Anekdotes van mediation in de werksfeer
Een korte anekdote ter indicatie. Enkele jaren geleden sprak ik in Rotterdam een overheidsfunctionaris met een Turkse achtergrond. Ze was kort geleden overgeplaatst, vanwege een arbeidsconflict. Tijdens een teamoverleg met ongeveer dertig collega’s en een teamleider werd ze brutaal aangevallen door twee van hen. Er was die dag weer een negatief krantenartikel over de Islam, waarop haar collega’s haar vroegen: ‘Wat is dat toch met jullie Moslims?’, ‘Het is tijd de Islam te laten zien wat geweld is’, ‘We zullen het Turkse consulaat aanvallen’, ‘Misschien moeten we de witte puntmutsen weer uit de kluizen halen’. De teamleider intervenieerde niet en liet de boel op z’n beloop. De vrouw viel stil en is ziek naar en is na dit conflict ziek naar huis gegaan. Later werd ze uitgenodigd voor een bemiddelingsgesprek, maar ze durfde niet te komen. Bang dat haar opnieuw zoveel verbaal geweld werd aangedaan. De discriminatieklacht die ze indiende werd niet in behandeling genomen en ze werd verzocht het team te verlaten, vanwege haar te passieve houding.
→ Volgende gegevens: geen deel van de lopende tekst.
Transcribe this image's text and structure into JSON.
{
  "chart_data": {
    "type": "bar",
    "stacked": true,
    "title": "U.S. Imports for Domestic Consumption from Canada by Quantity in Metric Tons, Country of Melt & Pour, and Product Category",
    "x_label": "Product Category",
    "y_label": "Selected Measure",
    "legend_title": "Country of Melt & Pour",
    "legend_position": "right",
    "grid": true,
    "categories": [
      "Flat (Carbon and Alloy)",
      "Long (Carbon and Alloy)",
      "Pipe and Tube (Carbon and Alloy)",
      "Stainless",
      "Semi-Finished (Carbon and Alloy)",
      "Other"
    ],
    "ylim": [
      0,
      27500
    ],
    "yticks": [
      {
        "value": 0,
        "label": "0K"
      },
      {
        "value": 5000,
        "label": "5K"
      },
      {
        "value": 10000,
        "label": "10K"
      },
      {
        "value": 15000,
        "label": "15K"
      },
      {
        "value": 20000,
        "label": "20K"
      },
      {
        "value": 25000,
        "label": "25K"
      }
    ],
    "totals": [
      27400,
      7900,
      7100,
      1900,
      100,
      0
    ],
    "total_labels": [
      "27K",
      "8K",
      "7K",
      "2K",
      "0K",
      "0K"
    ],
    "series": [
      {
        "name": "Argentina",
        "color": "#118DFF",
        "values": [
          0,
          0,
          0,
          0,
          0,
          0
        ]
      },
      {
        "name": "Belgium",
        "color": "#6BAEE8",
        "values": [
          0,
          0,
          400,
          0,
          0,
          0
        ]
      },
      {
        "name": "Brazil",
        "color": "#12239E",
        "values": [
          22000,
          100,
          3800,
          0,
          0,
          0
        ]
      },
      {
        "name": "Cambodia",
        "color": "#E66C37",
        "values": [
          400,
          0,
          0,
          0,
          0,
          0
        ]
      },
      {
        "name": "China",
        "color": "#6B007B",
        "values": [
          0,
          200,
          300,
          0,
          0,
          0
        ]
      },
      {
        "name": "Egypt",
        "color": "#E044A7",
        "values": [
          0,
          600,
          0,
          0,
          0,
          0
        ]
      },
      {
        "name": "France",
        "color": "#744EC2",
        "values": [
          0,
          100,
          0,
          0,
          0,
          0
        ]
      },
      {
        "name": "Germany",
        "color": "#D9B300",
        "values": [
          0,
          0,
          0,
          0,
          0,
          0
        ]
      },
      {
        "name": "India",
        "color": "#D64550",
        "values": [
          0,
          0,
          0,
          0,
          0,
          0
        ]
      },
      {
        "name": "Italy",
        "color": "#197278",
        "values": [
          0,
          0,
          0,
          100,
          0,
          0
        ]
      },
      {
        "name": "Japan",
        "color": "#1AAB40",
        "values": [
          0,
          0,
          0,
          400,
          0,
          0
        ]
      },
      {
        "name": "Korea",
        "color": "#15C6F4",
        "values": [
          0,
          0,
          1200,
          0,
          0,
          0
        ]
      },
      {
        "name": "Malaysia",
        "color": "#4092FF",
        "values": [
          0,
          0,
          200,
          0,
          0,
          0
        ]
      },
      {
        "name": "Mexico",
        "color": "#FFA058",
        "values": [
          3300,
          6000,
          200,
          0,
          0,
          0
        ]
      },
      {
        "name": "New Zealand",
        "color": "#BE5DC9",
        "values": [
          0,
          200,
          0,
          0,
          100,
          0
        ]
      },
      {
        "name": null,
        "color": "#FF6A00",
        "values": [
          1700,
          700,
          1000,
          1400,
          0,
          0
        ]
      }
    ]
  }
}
Mediation kan nog ingewikkelder zijn wanneer het niet gaat om horizontale (collega’s) maar om verticale werkrelaties (werknemer – leidinggevende). Zo schreef een beleidsadviseur met een Oost-Afrikaanse achtergrond me: ‘Mijn manager begon mij piraat te noemen en hij wees naar mij tijdens vergaderingen als het over allochtonen ging en zei ‘je weet wel, net als zij’. Het werd steeds erger en erger. Ik heb met hem willen praten om duidelijk te maken dat ik niet van zijn opmerkingen gediend was, en zijn reactie was… “wat wil jij daar aan doen?” Ik heb de volgende logische stap genomen en ben naar mijn afdelingshoofd gegaan.’ Er kwam een bemiddeling, maar daarna vond slechts verergering plaats. Het afdelingshoofd wilde niet meer met haar praten en haalde haar van bepaalde projecten af. Haar werd verzocht dit met niemand anders te bespreken, anders zou het grote gevolgen hebben voor haar functie. ‘Ik heb verder geen actie meer ondernomen en heb mij in de laatste periode op die afdeling erg onprettig en onveilig gevoeld’.
The proof of the pudding is in the eating, zo zeggen de Britten wijs. We zullen het initiatief van Van der Steur kritisch moeten volgen, want het zou precies tot een betuttelende ideologie kunnen leiden die machtsverhoudingen op de arbeidsmarkt bestendigt.